Stradex1 3D-Printed Violin
The body is lined with four keys, one for each of the violin strings. Soft tactile switches beneath them generate the initial click of contact, while force-sensing resistors (thin films that change resistance under pressure) measure how hard you press. A light touch produces a whisper, while a larger press produces a roar, allowing you to choose the volume. Lin worked on these keys until they clicked into place and delivered accurate, consistent feedback. A satisfying snap with each downstroke benefits both the ear and the hand. Three additional knobs hang from the side, each cranked for further control: one modifies the basic tuning by four octaves, another regulates effects such as reverb, and the third controls specific characteristics.

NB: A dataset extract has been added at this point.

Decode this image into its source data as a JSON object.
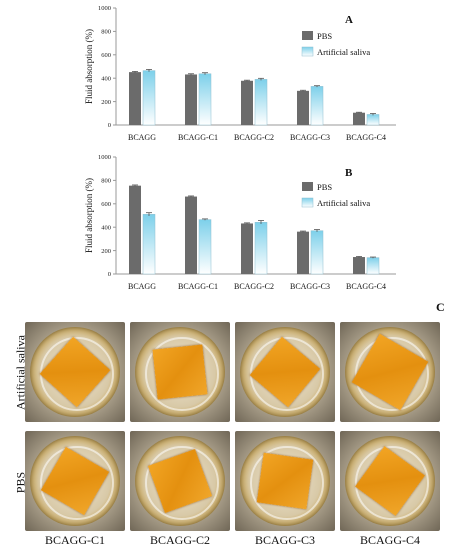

Stradex1 3D-Printed Violin
Lin provides 3MF files for the chassis which is a tiny frame the size of a thick paperback with slots for the neck and body plates. Slice them with PrusaSlicer, feed the filament into a machine and see the parts pop out in hours. A DXF file guides laser cutters through 1/8″ acrylic to make glossy guards that sandwich the electronics; if you don’t have a cutter you can extrude the forms in CAD and print them.

Stradex1 3D-Printed Violin
The Pico gets power via USB and boots as a MIDI device, ready for DAWs like Ableton or hardware synths. Most of Lin’s parts cost less than $100, including one Pico, the SoftPot strip, two ADCs, three 10k pots, four force sensors and pushbuttons, a few resistors and hardware bits. Search AliExpress or Digi-Key and the parts will arrive in days. Every file is on GitHub, including prints, cuts, boards and code.